I was fortunate to be awarded the Provost’s Spirit of Enterprise Award at the UCL Innovation and Enterprise Awards in 2016 in recognition of my work in developing the Medical Education Consultancy Unit (MSEC). MSEC started out as a way to manage small-scale, department-level consultancy projects and has grown to a substantial operation with multi-million pound projects in the Middle East, Thailand and China. The medical school now has nine dedicated MSEC staff and draws on expertise across the medical school to work in partnership with our clients to deliver health gain through education. The award helped me to realise that we can contribute to the success and the reach of UCL beyond traditional campus-based teaching and research and that UCL values and celebrates diverse contributions from its staff.
Tell us about a project you are working on now which is top of your to-do list?
I am incredibly proud of the medicine programme we have co-created with our colleagues in Newgiza University (NGU). A few years ago this was a great idea and a large building site. Today there are three cohorts of really exceptional doctors in training, in a fantastic building, supported by a really talented faculty, and using learning resources based on the programme at UCL but with a real NGU ‘flavour’. Whenever I go there I am blown away by how UCL Medical School were central to making this happen.
Closer to home I am also working really hard on a project we loosely call ‘Project Belonging’. This is a concerted, collective effort to create a sense of belonging for our student body through working more closely with our student clubs and societies to create a sense of school pride, engaging our alumni in supporting current students, stepping up our efforts to generate bursaries and scholarships for students who find it hard to take part in the wider activities of the school because of financial constraints, and generally engaging with our incredible students more often – both inside and outside of the curriculum.

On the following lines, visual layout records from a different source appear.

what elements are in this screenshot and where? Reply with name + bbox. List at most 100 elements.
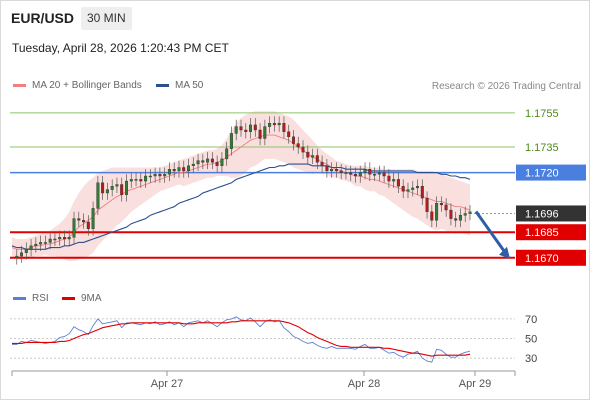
legend-9ma-label: 9MA: [81, 293, 102, 304]
legend-ma20-label: MA 20 + Bollinger Bands: [32, 80, 142, 91]
candle-body: [148, 175, 152, 178]
candle-body: [387, 175, 391, 182]
candle-body: [311, 155, 315, 158]
candle-body: [115, 184, 119, 187]
candle-body: [77, 218, 81, 221]
legend-rsi: RSI: [13, 293, 49, 304]
legend-rsi-label: RSI: [32, 293, 49, 304]
candle-body: [358, 172, 362, 177]
candle-body: [411, 187, 415, 190]
candle-body: [406, 189, 410, 192]
ma9-swatch-icon: [62, 296, 75, 300]
candle-body: [82, 220, 86, 223]
candle-body: [439, 202, 443, 206]
level-label-1-1735: 1.1735: [525, 142, 559, 154]
candle-body: [144, 175, 148, 182]
credit-label: Research © 2026 Trading Central: [431, 81, 581, 92]
time-tick-label: Apr 29: [459, 378, 491, 390]
rsi-tick-label: 30: [525, 353, 537, 365]
candle-body: [53, 238, 57, 241]
candle-body: [301, 146, 305, 153]
candle-body: [253, 124, 257, 131]
level-label-1-1755: 1.1755: [525, 108, 559, 120]
candle-body: [244, 129, 248, 132]
time-tick-label: Apr 27: [151, 378, 183, 390]
candle-body: [320, 162, 324, 166]
candle-body: [306, 151, 310, 158]
candle-body: [435, 202, 439, 221]
level-label-1-1696: 1.1696: [525, 208, 559, 220]
candle-body: [382, 172, 386, 177]
rsi-swatch-icon: [13, 296, 26, 300]
candle-body: [258, 129, 262, 139]
candle-body: [15, 255, 19, 259]
candle-body: [134, 179, 138, 181]
candle-body: [48, 238, 52, 243]
candle-body: [392, 179, 396, 182]
candle-body: [186, 165, 190, 172]
candle-body: [39, 242, 43, 245]
candle-body: [177, 167, 181, 172]
candle-body: [368, 168, 372, 175]
candle-body: [43, 242, 47, 244]
candle-body: [167, 168, 171, 175]
candle-body: [196, 160, 200, 165]
candle-body: [201, 160, 205, 163]
rsi-series-rsi: [12, 316, 471, 363]
candle-body: [239, 126, 243, 131]
candle-body: [325, 165, 329, 172]
candle-body: [191, 163, 195, 167]
candle-body: [158, 174, 162, 177]
candle-body: [363, 168, 367, 173]
candle-body: [225, 148, 229, 160]
candle-body: [58, 237, 62, 240]
candle-body: [34, 243, 38, 247]
level-label-1-1685: 1.1685: [525, 227, 559, 239]
timeframe-badge[interactable]: 30 MIN: [81, 7, 132, 30]
candle-body: [172, 168, 176, 172]
candle-body: [315, 155, 319, 163]
candle-body: [182, 167, 186, 172]
legend-9ma: 9MA: [62, 293, 102, 304]
ma50-line: [11, 163, 471, 250]
candle-body: [206, 158, 210, 163]
candle-body: [248, 124, 252, 132]
candle-body: [277, 122, 281, 126]
candle-body: [444, 204, 448, 211]
candle-body: [354, 174, 358, 177]
candle-body: [129, 179, 133, 182]
level-tag-1-1696: [516, 205, 586, 222]
candle-body: [416, 185, 420, 189]
candle-body: [153, 174, 157, 177]
level-label-1-1670: 1.1670: [525, 253, 559, 265]
candle-body: [377, 172, 381, 175]
candle-body: [139, 179, 143, 182]
candle-body: [229, 133, 233, 149]
time-tick-label: Apr 28: [348, 378, 380, 390]
candle-body: [463, 213, 467, 216]
candle-body: [163, 174, 167, 177]
candle-body: [105, 189, 109, 194]
candle-body: [20, 252, 24, 257]
projection-arrow-shaft: [474, 210, 508, 255]
candle-body: [344, 172, 348, 174]
rsi-tick-label: 70: [525, 314, 537, 326]
candle-body: [24, 249, 28, 253]
candle-body: [339, 170, 343, 173]
candle-body: [296, 143, 300, 148]
candle-body: [282, 122, 286, 132]
candle-body: [349, 172, 353, 175]
candle-body: [120, 184, 124, 195]
projection-arrow-head-icon: [499, 246, 510, 259]
candle-body: [72, 218, 76, 238]
candle-body: [101, 182, 105, 194]
candle-body: [86, 221, 90, 230]
candle-body: [430, 211, 434, 221]
candle-body: [67, 237, 71, 240]
candle-body: [396, 179, 400, 187]
candle-body: [110, 185, 114, 190]
candle-body: [468, 211, 472, 214]
pair-title: EUR/USD: [11, 10, 75, 26]
candle-body: [292, 136, 296, 144]
candle-body: [220, 158, 224, 166]
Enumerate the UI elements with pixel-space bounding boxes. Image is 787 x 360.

What is your favourite album, film and novel?
Album: The Joshua Tree by U2 – reminds me of being an undergraduate.
My favourite film, that I have watched over and over again and still gets me sitting on the edge of my seat, is Argo: I particularly like to watch it on plane trips!
My favourite novel changes every month but a longstanding favourite is Cold Comfort Farm by Stella Gibbons.
What is your favourite joke (pre-watershed)?
A man walks into a dentist’s office and says Doctor, Doctor I think I am a moth! The dentist says, shouldn’t you be seeing a psychiatrist about this? The man says yes, I was on my way, but your light was on…..
Who would be your dream dinner guests?
Elizabeth Garrett-Anderson and Sophie Jex-Blake who paved the way for female doctors; Dame Jane Dacre, my immediate predecessor, mentor, and the most generous spirited person I know; Joan Bakewell; Jo Brand; and my husband, of course (although I suspect this collection at dinner might give him indigestion).
What advice would you give your younger self?
Don’t just think about the destination or the next important thing to achieve – enjoy the ride as well.
What would it surprise people to know about you?
I play the trumpet (rather badly but enthusiastically).
What is your favourite place?
The Rose Garden at the University of British Columbia: the ocean and the snow-capped mountains in front of me, the smell of roses drifting around me, a book by my side, and my wonderful son nearby rather than thousands of miles away.